Birth of son helps father heal from measles loss
This time last year 15-month-old, Seluka Utumapu, became one of many children less than four years of age who perished in a deadly measles outbreak that went on to claim 83 lives.
Affectionately known as “superman” by his family, the toddler died at the Tupua Tamasese Meaole National Hospital (T.T.M.) at Moto’otua at the height of the outbreak, shocking his immediate family including his father, Alex Lee Cheung, of Vaimoso.
Mr. Lee Cheung recalls his son’s death vividly like it was yesterday, saying his untimely passing broke him into a million pieces.
“There are times when we try and ignore the fact that he’s gone, like today, I’m at one of the events going on here at Taumeasina Island Resort,” he told the Samoa Observer in an interview.
“And the only reason I came here is to relax my mind from remembering the tragic experience I and my family went through last year.
“It broke me in a million pieces knowing that he passed away but what can we do? We can’t control death and God’s plans for his children.
“I guess the thing that kept us going is prayers, as we are all Christians, we relied on Jesus for the answer to our misfortune and it’s slowly getting better from how it used to be.”
According to Mr. Lee Cheung, it was hard for everyone in his family to move on following the death.
But two months after his son’s burial, his pregnant wife who was expecting at that time, gave birth in January this year to a baby boy.
The family named him Seluka after his elder brother who was claimed by the measles epidemic, consequently filling a void in the hearts of his parents.
Mr.

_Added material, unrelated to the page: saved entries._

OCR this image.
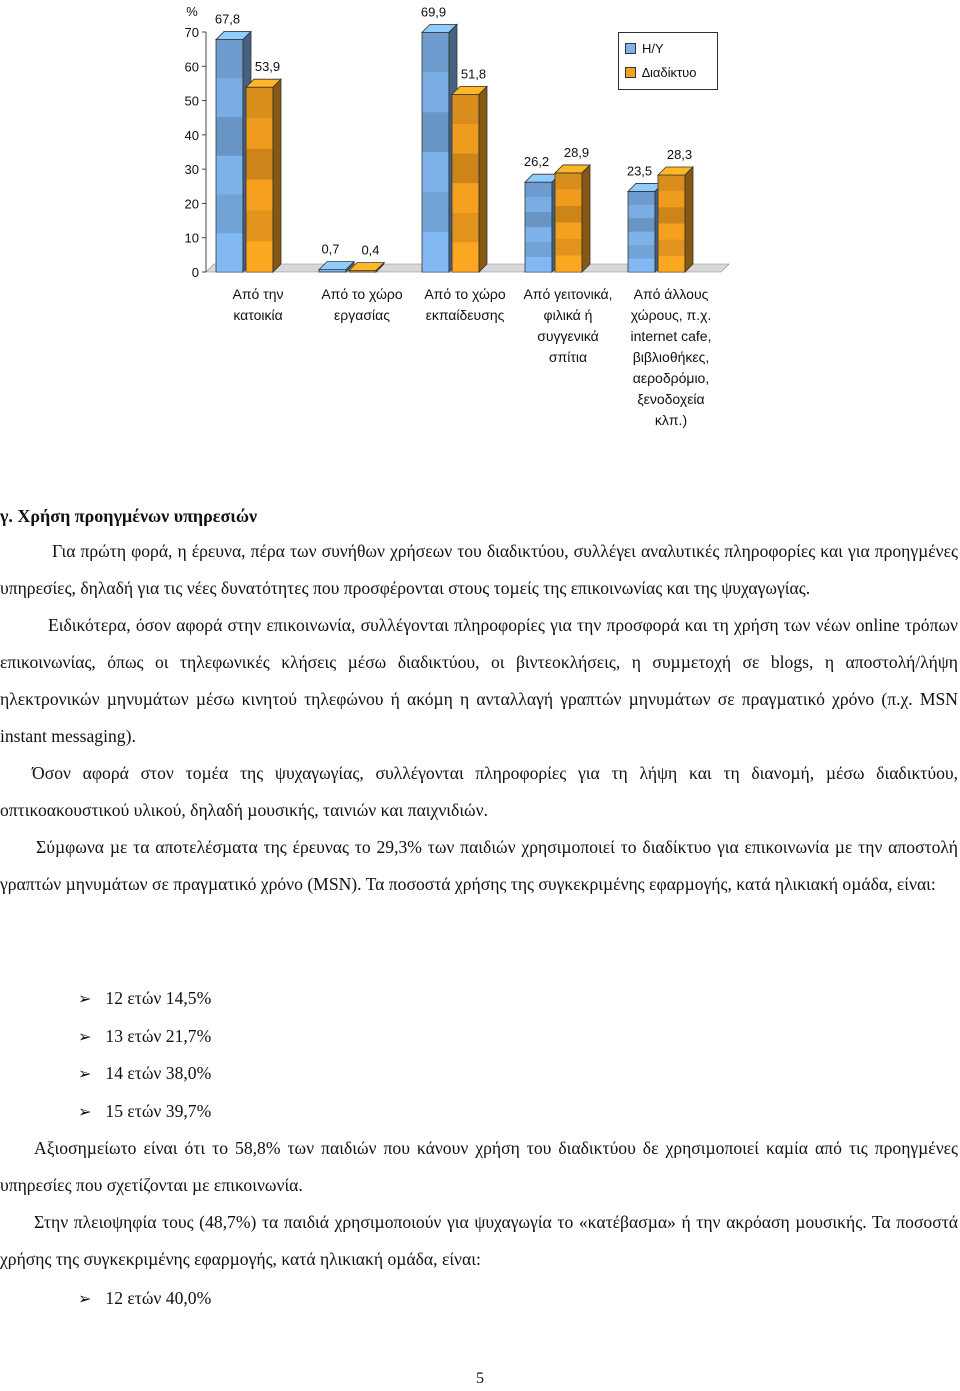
0
10
20
30
40
50
60
70
%
67,8
53,9
0,7 0,4
69,9
51,8
26,2
28,9
23,5
28,3
Η/Υ
∆ιαδίκτυο
Από την
κατοικία
Από το χώρο
εργασίας
Από το χώρο
εκπαίδευσης
Από γειτονικά,
φιλικά ή
συγγενικά
σπίτια
Από άλλους
χώρους, π.χ.
internet cafe,
βιβλιοθήκες,
αεροδρόμιο,
ξενοδοχεία
κλπ.)
γ. Χρήση προηγµένων υπηρεσιών

Για πρώτη φορά, η έρευνα, πέρα των συνήθων χρήσεων του διαδικτύου, συλλέγει αναλυτικές πληροφορίες και για προηγµένες υπηρεσίες, δηλαδή για τις νέες δυνατότητες που προσφέρονται στους τοµείς της επικοινωνίας και της ψυχαγωγίας.

Ειδικότερα, όσον αφορά στην επικοινωνία, συλλέγονται πληροφορίες για την προσφορά και τη χρήση των νέων online τρόπων επικοινωνίας, όπως οι τηλεφωνικές κλήσεις µέσω διαδικτύου, οι βιντεοκλήσεις, η συµµετοχή σε blogs, η αποστολή/λήψη ηλεκτρονικών µηνυµάτων µέσω κινητού τηλεφώνου ή ακόµη η ανταλλαγή γραπτών µηνυµάτων σε πραγµατικό χρόνο (π.χ. MSN instant messaging).

Όσον αφορά στον τοµέα της ψυχαγωγίας, συλλέγονται πληροφορίες για τη λήψη και τη διανοµή, µέσω διαδικτύου, οπτικοακουστικού υλικού, δηλαδή µουσικής, ταινιών και παιχνιδιών.

Σύµφωνα µε τα αποτελέσµατα της έρευνας το 29,3% των παιδιών χρησιµοποιεί το διαδίκτυο για επικοινωνία µε την αποστολή γραπτών µηνυµάτων σε πραγµατικό χρόνο (MSN). Τα ποσοστά χρήσης της συγκεκριµένης εφαρµογής, κατά ηλικιακή οµάδα, είναι:

➢ 12 ετών 14,5%
➢ 13 ετών 21,7%
➢ 14 ετών 38,0%
➢ 15 ετών 39,7%

Αξιοσηµείωτο είναι ότι το 58,8% των παιδιών που κάνουν χρήση του διαδικτύου δε χρησιµοποιεί καµία από τις προηγµένες υπηρεσίες που σχετίζονται µε επικοινωνία.

Στην πλειοψηφία τους (48,7%) τα παιδιά χρησιµοποιούν για ψυχαγωγία το «κατέβασµα» ή την ακρόαση µουσικής. Τα ποσοστά χρήσης της συγκεκριµένης εφαρµογής, κατά ηλικιακή οµάδα, είναι:

➢ 12 ετών 40,0%
5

Lee Cheung believes that the birth of another son two months later early this year was God’s answer to their prayers.
“He has filled the gap which my dear son Seluka left us last year when claimed by the measles and as I said Jesus has answered our prayers despite that there are times when I am reminded of my late son with small things back at home like his favourite dish and so forth,” he added.
The death of “superman” last year also compelled the mourning father to review his own life and he realised that he rarely spent time with his family.
"I travel a lot and rarely spend time with my family and now that my youngest is gone, it's the biggest regret of my life. I want to make up for the times I've lost being with my son but it's too late.
“Be there for your children and your family while they're alive (is good) because death is a flash in the dark. We don't know when it comes."